Many brands are now accelerating their move into the world of esports. Nike recently sponsored League of Legends teams in China, while Louis Vuitton created a travel case for the League of Legends World Championship trophy. BMW made a recent announcement that it was shifting a significant amount of its marketing budget into esports. “In the long-term esports will be our biggest footprint,” says Stefan Ponikva, head of BMW Brand Experience Shows & Events told Forbes, adding that esports will eventually eclipse spending on sports such as motorsports and golf. “The younger generation, being born digital first, doesn’t really care about TV or traditional advertising. Esports is our tool to reach them.”
Even the UK Government is getting in on the act. Posters and banners bearing the slogan ‘Stay At Home, Save Lives’ alongside a coronavirus icon have been inserted into Codemasters’ DiRT Rally 2.0 racing game for PlayStation, Xbox and Windows, lining driving routes throughout the game. Other titles include Candy Crush Saga, Sniper Elite 4 and Farm Heroes Saga, which also display the messaging on landing pages and banners to millions of players.
Bidstack, the leading in-game advertising platform, who serves real world ads either programmatically or directly into the gaming environment, were the tech provider behind the DiRT Rally 2.0 campaign. Their CEO/Founder, James Draper recently told CNBC “The biggest change in how technology will be used post-pandemic is in the take up of esports by sports broadcasters.
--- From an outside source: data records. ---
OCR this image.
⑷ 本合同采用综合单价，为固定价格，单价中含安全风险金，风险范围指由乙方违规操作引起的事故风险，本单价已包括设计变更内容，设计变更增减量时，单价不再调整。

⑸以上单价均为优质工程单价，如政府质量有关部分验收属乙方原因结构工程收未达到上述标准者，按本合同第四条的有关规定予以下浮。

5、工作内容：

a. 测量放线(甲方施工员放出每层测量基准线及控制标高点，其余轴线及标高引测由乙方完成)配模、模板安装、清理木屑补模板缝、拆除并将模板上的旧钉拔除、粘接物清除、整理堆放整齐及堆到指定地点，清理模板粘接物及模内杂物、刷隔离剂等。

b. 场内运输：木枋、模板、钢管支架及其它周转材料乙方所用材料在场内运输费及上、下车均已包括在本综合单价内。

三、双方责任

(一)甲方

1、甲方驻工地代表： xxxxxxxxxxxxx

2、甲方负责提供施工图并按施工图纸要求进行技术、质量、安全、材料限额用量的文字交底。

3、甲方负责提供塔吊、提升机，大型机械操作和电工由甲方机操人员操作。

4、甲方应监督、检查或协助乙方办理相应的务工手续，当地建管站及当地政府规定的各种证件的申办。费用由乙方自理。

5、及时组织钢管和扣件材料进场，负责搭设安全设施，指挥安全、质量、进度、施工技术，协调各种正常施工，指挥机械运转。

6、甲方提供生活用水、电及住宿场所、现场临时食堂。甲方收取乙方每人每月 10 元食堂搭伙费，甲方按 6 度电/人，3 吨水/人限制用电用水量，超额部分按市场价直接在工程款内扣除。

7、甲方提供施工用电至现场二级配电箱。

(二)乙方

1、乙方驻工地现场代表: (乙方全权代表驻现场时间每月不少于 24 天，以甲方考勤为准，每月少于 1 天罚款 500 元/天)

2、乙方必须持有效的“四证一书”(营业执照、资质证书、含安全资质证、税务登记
Esports is a growing area but the current crisis has highlighted the importance of accelerating its adoption for athletes, sporting organizations, teams and commercial rights holders.”
So without doubt esports and gaming offer great opportunity for brands, particularly those aimed at a younger demographic. However, a few words of warning. The cancellation of all major sporting events will definitely increase demand for esports and raise its profile in the medium term, but many esports companies will now be struggling to survive without their income from their physical events. Clearly this is true of many companies in all sectors, not just esports. My instinct is if your target audience overlaps with the gaming demographic you need to get involved somehow, but maybe start small and tread carefully.
Even the big four consultancies are now taking esports seriously. Andy Fahey of PwC told me:
“The big question is what comes next? How can esports build on its fortuitous moment in the sun? It is likely given its enhanced profile over these challenging times, when mainstream media and traditional sports markets resume, enough doors have been opened and credibility displayed, that higher levels of investment will flood through the esports market. This in turn will then see accelerated growth levels over the next 12 months”.
Mark Reed, CEO of WPP, said recently that the result of COVID-19 on the advertising world was “to accelerate the shift towards digital, so that 10 years of innovation is happening within four weeks.” And this is especially true of esports and its importance when trying to reach the increasingly unreachable younger audiences.
Stay safe. Play Computer Games. Listen to Podcasts.